By Callum Devlin
Artwork: Break Up (We Need To Talk)
Artist: Binge Culture Collective
In a dark, sombre theatre we encounter five exhausted performers, all dressed in banana suits. They take turns acting as the protagonist, who sits front and centre, their back turned to the other four who make up the other character in this dialogue. We grow to know these two characters very intimately, as the conversation bounces backwards and forwards as they negotiate, argue, plead, defend, for six hours. You are watching a break-up, a real one, and it is in equal parts as emotionally exhausting and fascinating as it sounds.
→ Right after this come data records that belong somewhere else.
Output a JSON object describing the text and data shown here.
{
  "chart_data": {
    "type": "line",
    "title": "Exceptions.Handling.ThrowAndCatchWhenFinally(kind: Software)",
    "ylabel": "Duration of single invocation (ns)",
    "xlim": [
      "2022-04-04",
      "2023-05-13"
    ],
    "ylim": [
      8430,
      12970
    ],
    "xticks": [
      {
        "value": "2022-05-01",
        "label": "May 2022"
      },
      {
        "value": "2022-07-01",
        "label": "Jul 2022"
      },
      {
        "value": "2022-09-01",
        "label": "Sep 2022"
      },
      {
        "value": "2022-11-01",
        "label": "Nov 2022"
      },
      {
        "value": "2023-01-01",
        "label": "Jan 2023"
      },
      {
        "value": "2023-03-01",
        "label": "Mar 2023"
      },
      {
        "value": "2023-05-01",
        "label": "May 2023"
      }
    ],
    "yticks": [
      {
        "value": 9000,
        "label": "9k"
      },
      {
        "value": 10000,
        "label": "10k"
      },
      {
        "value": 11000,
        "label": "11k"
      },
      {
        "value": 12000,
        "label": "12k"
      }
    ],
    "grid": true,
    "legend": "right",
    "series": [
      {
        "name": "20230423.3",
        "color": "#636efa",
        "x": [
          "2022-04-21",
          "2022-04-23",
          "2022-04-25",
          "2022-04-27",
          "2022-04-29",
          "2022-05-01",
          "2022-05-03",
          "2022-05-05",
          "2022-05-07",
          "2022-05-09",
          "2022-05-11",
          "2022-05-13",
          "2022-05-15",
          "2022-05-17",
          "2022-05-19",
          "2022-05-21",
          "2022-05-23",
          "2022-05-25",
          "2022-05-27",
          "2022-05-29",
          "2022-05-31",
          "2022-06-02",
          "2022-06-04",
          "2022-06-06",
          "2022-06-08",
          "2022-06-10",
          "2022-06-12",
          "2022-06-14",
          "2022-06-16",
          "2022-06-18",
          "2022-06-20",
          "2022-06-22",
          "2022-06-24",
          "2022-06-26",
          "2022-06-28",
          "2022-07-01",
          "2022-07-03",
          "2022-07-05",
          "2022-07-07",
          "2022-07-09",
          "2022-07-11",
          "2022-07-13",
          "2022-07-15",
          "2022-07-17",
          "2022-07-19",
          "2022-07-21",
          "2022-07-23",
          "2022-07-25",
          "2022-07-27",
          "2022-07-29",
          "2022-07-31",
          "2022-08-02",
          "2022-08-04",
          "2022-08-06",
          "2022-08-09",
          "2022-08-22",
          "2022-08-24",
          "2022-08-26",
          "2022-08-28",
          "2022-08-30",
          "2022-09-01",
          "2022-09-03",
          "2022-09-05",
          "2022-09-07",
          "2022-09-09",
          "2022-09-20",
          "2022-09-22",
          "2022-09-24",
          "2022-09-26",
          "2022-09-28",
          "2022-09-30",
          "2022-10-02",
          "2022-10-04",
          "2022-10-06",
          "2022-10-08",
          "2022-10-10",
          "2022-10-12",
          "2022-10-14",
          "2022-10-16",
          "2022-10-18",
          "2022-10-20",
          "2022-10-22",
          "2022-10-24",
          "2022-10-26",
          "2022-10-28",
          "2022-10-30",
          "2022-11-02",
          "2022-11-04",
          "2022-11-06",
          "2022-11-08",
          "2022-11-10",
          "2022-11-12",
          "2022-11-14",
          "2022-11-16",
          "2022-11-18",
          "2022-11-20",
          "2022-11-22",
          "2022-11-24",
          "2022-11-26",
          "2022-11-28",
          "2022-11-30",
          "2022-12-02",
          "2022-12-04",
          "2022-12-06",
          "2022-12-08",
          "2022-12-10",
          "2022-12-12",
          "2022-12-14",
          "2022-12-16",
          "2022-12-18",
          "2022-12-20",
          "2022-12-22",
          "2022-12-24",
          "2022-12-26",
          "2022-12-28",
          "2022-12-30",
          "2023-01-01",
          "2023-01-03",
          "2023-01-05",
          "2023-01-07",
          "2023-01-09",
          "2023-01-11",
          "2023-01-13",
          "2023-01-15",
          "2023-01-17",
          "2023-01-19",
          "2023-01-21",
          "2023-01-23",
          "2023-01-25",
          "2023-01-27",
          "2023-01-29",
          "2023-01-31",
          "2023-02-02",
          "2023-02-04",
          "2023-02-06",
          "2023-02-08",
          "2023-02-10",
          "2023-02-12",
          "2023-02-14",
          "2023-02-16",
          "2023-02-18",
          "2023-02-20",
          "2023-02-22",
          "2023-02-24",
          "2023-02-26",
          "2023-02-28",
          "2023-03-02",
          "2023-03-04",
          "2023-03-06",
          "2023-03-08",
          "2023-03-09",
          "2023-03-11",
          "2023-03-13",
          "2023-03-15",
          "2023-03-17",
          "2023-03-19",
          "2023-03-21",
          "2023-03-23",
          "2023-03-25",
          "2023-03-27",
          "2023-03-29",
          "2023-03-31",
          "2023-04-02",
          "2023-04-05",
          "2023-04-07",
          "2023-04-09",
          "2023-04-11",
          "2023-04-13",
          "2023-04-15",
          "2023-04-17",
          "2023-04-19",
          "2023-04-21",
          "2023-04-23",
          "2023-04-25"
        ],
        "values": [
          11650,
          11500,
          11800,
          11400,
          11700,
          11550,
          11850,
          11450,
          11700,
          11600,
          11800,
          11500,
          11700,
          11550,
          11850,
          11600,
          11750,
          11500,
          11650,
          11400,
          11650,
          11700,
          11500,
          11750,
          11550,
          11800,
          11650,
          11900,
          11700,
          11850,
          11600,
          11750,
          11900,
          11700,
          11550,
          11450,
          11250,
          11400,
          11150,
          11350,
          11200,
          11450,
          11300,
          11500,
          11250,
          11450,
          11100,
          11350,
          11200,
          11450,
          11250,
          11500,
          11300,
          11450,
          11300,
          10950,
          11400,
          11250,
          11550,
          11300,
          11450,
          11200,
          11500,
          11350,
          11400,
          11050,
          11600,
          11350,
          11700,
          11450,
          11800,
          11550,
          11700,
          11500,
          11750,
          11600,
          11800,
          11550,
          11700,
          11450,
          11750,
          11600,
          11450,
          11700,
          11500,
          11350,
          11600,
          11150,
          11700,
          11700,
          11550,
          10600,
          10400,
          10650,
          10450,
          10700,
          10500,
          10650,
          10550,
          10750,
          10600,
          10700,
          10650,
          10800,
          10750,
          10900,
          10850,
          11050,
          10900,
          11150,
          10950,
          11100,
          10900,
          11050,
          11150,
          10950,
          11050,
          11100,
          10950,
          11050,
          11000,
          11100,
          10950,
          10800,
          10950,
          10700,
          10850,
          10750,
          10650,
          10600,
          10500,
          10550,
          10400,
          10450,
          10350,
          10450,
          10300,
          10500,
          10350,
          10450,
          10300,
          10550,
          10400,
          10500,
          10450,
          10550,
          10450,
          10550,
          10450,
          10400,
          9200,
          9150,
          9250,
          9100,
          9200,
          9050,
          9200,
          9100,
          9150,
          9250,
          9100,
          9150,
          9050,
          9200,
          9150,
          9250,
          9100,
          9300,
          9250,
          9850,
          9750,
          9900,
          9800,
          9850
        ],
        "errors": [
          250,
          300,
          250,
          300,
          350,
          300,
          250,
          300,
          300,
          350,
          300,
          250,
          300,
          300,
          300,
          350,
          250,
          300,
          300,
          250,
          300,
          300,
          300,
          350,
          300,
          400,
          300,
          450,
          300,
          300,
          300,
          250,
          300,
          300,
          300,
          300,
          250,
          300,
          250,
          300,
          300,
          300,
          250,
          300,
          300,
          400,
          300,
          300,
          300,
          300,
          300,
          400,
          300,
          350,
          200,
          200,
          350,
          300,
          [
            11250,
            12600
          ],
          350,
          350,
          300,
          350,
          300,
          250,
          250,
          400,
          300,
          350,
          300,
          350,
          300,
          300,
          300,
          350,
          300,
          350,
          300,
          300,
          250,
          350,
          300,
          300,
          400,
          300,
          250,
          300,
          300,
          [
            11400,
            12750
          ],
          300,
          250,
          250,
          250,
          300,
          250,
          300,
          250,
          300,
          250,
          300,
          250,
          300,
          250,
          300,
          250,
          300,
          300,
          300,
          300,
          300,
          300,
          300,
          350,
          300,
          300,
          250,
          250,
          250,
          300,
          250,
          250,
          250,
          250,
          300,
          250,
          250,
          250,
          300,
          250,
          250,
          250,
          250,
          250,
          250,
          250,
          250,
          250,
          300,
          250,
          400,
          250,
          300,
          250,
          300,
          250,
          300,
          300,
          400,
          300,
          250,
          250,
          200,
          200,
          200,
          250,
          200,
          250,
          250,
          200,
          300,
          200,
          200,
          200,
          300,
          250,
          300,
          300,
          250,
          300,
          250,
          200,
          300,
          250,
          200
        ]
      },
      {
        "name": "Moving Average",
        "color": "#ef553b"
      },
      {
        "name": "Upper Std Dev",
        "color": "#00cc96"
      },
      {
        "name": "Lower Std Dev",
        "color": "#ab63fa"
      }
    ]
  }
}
Binge Culture Collective first performed Break-Up at the 2014 Fringe Festival, at the back of Matchbox Studios on Cuba Street. I wasn’t there. I also wasn’t there when they performed it again at the Basement Theatre in Auckland earlier this year. Or when they most recently performed it at La Mama Experimental Theatre Club in New York earlier this month. And yet, for some reason I am always explaining this work to people when I need to explain what theatre can do.
And this is theatre, I think. I mean, it is a live performance delivered to an audience. But it’s not for an audience. The audience is not being spoken to, they are eavesdropping on a conversation. It is improvised, but there are no audience suggestions. The performers rely on each other to create content, building an amalgamation of five perspectives on love and heartbreak. In that sense, it is more of a negotiation; you have each performer trying to articulate their point of view (as the protagonist) and yet also provoking, defending and calling each detail into question.
This is a narrative work, at least in the sense that there is a start time, and six hours later there is the inevitable end point. Each time the work is presented, it is simultaneously streamed on the internet, so anyone can tune in from anywhere to watch the mess unfold. This is how I was able to experience the work, on my laptop in my bedroom. In this way it is almost aggressively un-intimate, creating a biting tension between the private nature of the content, and its very public transmission.
Break-Up is located very much to each time that it is presented, locked temporally to the moment of creation and never repeated. The duration of the work, and the open access of the work affords the performers the luxury of not having to entertain. Instead, the focus is honest communication, and the careful navigation of potentially incendiary material.